AOK fördert Suchthilfe im Landkreis Schwäbisch Hall - Stellvertretender Geschäftsführer Jürgen Heckmann übergibt Scheck in Höhe von 7.640 Euro

Die AOK unterstützt die Suchtpräventionsarbeit im Landkreis Schwäbisch Hall mit einer mehr als großzügigen Spende. 2015 erhält Landrat Gerhard Bauer zum 13. Mal einen Scheck, mit dem die Arbeit des Suchtbeauftragten des Landkreises, Herbert Obermann, unterstützt wird.

Datum: 23.12.2015 / Kategorie: Gesundheit und Prävention

Schwäbisch Hall

„Der finanzielle Einsatz der AOK für die Suchtprävention im Landkreis Schwäbisch Hall ist eine wichtige Unterstützung unserer Arbeit“, lobt Landrat Gerhard Bauer. Anlass war die Übergabe eines Schecks in Höhe von 7.640 Euro durch die Gesundheitskasse. „Es ist unser Anspruch, für die Menschen hier in der Region da zu sein, das gilt auch für die Suchtprävention“, erklärte Jürgen Heckmann, stellvertretender Geschäftsführer der AOK Heilbronn-Franken.
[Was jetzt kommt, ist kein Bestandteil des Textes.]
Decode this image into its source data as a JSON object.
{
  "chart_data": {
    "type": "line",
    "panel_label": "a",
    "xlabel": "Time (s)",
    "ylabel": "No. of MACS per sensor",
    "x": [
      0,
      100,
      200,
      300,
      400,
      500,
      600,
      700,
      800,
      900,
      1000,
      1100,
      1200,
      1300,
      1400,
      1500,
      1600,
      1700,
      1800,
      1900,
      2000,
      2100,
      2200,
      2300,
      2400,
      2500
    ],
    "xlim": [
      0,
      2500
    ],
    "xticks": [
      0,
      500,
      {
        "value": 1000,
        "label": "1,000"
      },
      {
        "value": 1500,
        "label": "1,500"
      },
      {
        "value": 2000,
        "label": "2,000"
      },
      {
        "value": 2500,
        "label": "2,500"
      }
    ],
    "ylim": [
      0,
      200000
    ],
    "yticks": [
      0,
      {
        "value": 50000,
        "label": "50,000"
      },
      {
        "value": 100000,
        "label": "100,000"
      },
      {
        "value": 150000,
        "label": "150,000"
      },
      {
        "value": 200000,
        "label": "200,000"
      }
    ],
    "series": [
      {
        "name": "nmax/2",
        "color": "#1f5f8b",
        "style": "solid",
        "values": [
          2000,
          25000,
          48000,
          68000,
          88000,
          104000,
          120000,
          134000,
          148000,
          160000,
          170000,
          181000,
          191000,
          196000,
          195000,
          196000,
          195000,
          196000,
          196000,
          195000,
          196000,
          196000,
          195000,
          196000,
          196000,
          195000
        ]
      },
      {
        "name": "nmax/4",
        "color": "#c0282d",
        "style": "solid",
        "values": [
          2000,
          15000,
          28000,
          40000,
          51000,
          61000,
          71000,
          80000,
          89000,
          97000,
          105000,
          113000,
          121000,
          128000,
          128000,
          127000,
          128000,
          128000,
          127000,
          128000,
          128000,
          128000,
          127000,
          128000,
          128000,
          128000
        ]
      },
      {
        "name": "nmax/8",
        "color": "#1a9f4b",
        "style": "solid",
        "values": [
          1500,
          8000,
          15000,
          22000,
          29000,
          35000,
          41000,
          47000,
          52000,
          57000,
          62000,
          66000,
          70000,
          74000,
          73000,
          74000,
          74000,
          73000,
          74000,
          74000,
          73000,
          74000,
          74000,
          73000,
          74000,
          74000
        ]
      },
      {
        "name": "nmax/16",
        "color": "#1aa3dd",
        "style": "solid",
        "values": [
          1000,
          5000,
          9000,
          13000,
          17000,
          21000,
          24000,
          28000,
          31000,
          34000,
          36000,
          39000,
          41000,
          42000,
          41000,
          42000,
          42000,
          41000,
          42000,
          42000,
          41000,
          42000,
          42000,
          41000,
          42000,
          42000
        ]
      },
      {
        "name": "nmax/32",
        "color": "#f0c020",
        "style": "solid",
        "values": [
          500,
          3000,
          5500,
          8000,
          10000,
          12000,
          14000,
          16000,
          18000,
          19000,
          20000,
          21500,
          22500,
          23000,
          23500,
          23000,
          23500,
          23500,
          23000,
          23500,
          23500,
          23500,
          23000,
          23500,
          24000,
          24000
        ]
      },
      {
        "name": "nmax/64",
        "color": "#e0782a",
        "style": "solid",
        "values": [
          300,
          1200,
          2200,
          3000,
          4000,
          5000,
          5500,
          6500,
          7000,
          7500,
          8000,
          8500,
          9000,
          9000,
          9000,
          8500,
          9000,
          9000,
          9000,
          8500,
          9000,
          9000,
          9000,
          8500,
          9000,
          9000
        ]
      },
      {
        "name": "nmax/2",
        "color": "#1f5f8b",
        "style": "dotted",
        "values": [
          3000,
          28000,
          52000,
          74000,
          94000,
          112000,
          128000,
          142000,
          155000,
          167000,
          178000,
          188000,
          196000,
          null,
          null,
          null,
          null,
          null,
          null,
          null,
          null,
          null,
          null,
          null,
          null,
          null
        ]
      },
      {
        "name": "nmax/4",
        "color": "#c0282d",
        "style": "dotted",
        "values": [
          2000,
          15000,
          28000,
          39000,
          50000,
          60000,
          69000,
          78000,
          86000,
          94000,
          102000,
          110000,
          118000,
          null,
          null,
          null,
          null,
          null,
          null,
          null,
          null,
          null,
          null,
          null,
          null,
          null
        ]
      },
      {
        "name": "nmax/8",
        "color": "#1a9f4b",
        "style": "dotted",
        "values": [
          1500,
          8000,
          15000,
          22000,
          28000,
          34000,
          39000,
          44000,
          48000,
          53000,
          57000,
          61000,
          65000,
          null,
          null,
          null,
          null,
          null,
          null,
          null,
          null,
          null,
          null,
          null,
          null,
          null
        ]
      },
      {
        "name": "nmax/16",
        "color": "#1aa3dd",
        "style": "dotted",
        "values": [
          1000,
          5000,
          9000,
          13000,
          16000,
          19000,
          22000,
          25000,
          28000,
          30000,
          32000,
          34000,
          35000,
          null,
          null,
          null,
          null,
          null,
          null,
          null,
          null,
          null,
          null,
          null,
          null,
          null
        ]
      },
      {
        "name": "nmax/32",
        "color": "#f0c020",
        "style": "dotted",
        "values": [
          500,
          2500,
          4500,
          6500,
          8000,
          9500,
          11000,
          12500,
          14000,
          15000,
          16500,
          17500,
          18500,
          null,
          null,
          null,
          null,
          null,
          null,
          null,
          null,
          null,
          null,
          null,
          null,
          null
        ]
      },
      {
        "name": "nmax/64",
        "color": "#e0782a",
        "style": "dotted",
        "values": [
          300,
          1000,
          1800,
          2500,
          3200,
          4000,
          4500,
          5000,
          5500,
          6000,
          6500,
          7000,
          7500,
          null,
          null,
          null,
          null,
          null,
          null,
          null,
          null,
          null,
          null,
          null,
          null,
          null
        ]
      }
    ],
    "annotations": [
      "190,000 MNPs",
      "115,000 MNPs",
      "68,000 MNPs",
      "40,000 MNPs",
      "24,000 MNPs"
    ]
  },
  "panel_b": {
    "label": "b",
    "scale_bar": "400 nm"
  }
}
„Warum Menschen süchtig werden und darunter leiden, hat vielfältige Ursachen. Klar aber ist, Suchtkranke brauchen Hilfe und der Landkreis Schwäbisch Hall leistet hier Vorbildliches“, unterstreicht Jürgen Heckmann.

Durch Angebote der Suchtprävention wird versucht, Sucht oder Abhängigkeit zu verhindern, bevor diese eintritt. Im Rahmen eines ganzheitlichen Gesundheitsverständnisses hat die Suchtprävention zum Ziel, Süchten wie Alkohol-, Medikamenten-, Heroin- und Cannabisabhängigkeit oder auch Essstörungen und Spielsucht vorzubeugen. Aber Suchtprävention orientiert sich in ihren Maßnahmen und Angeboten nicht ausschließlich an den Suchtstoffen, sondern vor allem an der Persönlichkeitsentwicklung. „Nach dem Prinzip `Schutzfaktoren stärken - Risikofaktoren mindern` zielt sie darauf ab, persönliche Ressourcen, wie Selbstwertgefühl, Frustrationstoleranz, Kreativität, Sinnfindung, Eigenverantwortung, Selbstbewusstsein, Erlebnis-, Genuss- und Konfliktfähigkeit zu fördern“, erklärt Herbert Obermann. „Bereits in früher Kindheit kann so eine Persönlichkeit gefördert werden, die Belastungen in schwierigen Lebensphasen, wie zum Beispiel die Pubertät eher bewältigen kann. Die Förderung durch die Gesundheitskasse ist daher eine willkommene Unterstützung.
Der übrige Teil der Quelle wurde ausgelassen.